CrebralCrebralLEGAL
AnalyticsJuly 10, 2026 · 6 min read

Generic AI Knows the Law. Yours Should Know Your Judge.

Every language model can recite the elements of negligence. None of them can tell you how often your judge grants summary judgment, how long her cases take to close, or what opposing counsel's real caseload looks like. That information does not live in training data. It lives in dockets — and dockets have to be earned.

For the past months we have been building a corpus of real court records, county by county, from primary sources: case headers, parties, attorneys of record, and every docket entry, including motion outcomes. Not headnotes about appellate opinions — the trial-court record where cases are actually won, lost, and settled.

125K+Court cases
5M+Docket entries
122Judge scorecards
23K+Attorney profiles

What this unlocks that a model cannot fake

Judge analytics. Our scorecards are computed from tens of thousands of real motion outcomes — grant and denial patterns, disposition mixes, case velocity — for 122 judges and counting. When you ask how a motion to dismiss tends to fare in a specific division, the answer is arithmetic over that judge's actual record, with the underlying cases linked. A general-purpose model asked the same question will produce something fluent, unfalsifiable, and useless — or worse, confidently wrong.

A Crebral Legal judge scorecard showing median time to disposition, disposition rate, motion grant rate, dismissal rate, and full outcome and case-nature breakdowns computed from 6,617 analyzed cases.
A live judge scorecard in Crebral Legal: 6,617 cases analyzed for a single Collier County judge — 137-day median time to disposition, 79% motion grant rate, and the full outcome and case-nature mix, every figure derived from primary docket records.

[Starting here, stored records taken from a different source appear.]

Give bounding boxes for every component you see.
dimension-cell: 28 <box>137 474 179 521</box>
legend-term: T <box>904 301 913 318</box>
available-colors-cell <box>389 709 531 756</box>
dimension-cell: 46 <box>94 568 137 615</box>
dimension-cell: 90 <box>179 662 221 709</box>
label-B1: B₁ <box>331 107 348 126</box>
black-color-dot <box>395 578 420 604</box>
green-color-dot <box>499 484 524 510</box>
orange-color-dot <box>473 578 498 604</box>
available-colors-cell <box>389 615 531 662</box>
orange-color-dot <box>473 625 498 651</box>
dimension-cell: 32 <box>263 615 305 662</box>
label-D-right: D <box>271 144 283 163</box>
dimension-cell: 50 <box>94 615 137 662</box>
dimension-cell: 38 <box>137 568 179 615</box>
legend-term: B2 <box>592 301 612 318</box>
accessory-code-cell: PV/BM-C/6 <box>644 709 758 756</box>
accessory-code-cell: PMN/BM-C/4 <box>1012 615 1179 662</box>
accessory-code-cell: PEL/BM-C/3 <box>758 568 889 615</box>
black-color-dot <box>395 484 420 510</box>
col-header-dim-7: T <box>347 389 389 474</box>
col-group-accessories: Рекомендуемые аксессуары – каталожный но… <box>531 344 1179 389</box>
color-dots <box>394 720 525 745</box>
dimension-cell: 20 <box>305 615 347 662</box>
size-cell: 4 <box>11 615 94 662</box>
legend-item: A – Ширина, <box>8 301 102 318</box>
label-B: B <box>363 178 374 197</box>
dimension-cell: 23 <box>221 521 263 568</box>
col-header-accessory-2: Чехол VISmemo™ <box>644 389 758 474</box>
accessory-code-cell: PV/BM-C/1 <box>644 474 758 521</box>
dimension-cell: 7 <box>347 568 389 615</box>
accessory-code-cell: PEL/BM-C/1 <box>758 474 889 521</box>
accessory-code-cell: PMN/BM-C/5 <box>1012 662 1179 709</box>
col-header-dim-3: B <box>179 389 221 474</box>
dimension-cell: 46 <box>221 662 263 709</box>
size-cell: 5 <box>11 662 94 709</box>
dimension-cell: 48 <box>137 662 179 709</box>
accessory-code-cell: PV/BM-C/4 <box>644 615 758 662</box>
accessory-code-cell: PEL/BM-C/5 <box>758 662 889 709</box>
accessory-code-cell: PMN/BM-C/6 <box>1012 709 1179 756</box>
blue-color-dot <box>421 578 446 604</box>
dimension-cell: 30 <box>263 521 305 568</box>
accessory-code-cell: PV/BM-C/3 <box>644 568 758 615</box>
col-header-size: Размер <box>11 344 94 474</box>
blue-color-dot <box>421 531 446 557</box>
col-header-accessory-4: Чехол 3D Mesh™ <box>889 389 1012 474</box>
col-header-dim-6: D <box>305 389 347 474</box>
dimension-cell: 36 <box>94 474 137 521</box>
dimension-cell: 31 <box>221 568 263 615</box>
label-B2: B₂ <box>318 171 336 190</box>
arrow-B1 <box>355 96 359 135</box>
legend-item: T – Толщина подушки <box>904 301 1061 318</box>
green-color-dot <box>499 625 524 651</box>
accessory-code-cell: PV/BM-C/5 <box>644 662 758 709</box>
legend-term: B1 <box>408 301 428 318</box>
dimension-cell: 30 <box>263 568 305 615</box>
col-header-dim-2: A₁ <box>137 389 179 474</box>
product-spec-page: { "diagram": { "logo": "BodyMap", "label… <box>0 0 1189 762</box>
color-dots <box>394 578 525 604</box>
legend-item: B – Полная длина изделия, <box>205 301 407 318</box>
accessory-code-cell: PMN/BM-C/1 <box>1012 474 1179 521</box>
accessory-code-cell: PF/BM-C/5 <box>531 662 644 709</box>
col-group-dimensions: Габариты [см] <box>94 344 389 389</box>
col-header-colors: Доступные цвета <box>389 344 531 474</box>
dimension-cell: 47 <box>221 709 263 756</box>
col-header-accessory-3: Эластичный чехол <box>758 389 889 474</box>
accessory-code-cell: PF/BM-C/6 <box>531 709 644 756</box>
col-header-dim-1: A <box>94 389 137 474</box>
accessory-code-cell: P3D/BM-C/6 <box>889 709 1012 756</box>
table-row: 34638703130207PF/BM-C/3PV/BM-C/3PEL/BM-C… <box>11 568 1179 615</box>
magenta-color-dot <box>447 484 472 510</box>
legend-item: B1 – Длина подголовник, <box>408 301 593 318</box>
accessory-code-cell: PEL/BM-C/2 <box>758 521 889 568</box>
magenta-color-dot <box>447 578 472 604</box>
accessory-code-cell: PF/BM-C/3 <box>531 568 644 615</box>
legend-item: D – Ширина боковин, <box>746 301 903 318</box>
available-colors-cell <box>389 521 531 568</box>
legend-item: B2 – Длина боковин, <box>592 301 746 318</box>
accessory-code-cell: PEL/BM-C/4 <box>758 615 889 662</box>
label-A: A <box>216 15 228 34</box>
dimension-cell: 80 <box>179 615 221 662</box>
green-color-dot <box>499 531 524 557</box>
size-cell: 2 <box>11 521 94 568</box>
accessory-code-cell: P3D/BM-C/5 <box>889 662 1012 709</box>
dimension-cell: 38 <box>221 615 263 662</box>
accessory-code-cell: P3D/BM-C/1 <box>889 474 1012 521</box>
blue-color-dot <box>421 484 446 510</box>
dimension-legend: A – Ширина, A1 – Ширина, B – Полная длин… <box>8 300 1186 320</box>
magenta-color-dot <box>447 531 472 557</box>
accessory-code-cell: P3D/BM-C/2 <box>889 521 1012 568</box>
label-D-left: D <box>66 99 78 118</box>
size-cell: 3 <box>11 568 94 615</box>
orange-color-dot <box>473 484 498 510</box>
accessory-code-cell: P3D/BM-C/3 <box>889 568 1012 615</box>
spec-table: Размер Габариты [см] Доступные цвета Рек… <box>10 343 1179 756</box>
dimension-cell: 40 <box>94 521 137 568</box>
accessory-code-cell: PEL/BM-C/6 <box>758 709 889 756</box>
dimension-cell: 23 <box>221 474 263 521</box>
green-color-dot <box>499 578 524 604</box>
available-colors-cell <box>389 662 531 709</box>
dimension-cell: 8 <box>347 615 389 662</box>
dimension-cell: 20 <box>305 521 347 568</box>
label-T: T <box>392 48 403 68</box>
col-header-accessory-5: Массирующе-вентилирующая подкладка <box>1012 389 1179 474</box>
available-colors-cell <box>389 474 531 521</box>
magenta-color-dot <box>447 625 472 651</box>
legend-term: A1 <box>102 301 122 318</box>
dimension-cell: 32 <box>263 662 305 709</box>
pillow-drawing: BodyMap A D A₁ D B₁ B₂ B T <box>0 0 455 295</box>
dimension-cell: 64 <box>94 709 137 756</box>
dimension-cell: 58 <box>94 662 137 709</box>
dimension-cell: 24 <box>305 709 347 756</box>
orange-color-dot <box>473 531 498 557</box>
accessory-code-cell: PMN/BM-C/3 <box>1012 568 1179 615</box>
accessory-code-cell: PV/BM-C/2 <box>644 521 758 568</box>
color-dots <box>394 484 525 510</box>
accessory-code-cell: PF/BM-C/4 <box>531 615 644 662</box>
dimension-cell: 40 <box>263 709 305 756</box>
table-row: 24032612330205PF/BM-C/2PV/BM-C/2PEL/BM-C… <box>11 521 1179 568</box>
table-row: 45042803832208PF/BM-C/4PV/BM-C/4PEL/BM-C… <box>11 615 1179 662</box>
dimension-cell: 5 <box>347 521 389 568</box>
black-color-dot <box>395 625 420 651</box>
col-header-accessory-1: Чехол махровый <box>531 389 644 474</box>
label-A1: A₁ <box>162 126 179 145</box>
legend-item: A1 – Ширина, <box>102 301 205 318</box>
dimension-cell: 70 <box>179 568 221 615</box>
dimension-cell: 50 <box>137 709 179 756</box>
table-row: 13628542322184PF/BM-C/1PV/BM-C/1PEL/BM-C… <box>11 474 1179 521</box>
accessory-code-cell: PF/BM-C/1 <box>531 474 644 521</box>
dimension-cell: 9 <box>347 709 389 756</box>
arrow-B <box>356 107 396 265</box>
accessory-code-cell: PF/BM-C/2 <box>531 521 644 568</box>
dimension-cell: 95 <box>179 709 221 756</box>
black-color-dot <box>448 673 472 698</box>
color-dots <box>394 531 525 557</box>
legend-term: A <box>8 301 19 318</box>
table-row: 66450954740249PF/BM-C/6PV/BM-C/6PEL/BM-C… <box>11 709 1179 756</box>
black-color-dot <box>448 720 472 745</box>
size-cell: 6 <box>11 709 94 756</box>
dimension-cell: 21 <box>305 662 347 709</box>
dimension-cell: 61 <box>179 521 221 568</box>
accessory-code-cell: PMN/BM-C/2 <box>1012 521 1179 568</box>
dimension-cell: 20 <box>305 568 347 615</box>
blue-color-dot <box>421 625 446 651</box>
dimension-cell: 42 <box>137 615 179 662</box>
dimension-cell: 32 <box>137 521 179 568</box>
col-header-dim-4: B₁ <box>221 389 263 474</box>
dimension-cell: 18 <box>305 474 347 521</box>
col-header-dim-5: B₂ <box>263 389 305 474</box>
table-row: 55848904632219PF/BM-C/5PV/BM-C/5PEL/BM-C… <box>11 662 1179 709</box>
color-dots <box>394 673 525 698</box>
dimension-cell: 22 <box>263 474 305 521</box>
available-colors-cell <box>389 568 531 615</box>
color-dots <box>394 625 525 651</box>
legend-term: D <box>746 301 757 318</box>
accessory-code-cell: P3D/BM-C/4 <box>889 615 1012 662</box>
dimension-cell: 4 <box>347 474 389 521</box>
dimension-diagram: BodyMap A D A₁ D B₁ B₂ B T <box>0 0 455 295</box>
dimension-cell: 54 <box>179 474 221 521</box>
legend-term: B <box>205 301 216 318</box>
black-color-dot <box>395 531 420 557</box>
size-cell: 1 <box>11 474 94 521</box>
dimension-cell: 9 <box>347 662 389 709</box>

Opposing-counsel intelligence. More than 23,000 attorney profiles built from appearance records: caseloads, case types, counties, co-counsel and adversary patterns. Before a first hearing, you can know whether the lawyer across the aisle files two of these cases a year or two hundred — and what happened in the two hundred.

A Crebral Legal opposing-counsel profile showing 581 cases on file, an 89% indicative win rate, outcome mix, case-type distribution, and breakdowns by judge and county.
An opposing-counsel profile: 581 cases on file, the indicative win rate, and how that attorney's outcomes break down by case type, judge, and county — assembled from public appearance records, not a model's guess.

Grounded drafting. The same corpus feeds our research assistant, which means answers about local practice can cite real filings from real dockets — not a model's recollection of what filings usually look like.

Why this is hard — and why that matters

Court records are public and effectively inaccessible at the same time. Every county runs different software behind different defenses; the data arrives as rendered pages, scanned PDFs, and OCR noise. Building this corpus meant industrial-scale, county-specific engineering and a pipeline that extracts, normalizes, and deduplicates attorneys, parties, and outcomes — then refuses to publish a number it cannot trace to a docket.

Analytics with receipts

The principle is the same one that governs our citations: every number links to its evidence. A judge scorecard is only useful if you can open the cases behind it. In an industry that just spent a year learning what happens when tools assert things they cannot prove, we think analytics should come with receipts — and ours do.

Corpus figures as of July 2026: 125,000+ cases and 5 million+ docket entries across five Florida counties, 122 judge scorecards computed from ~90,000 motion outcomes, 23,000+ attorney profiles from appearance and filing records. Coverage expands continuously.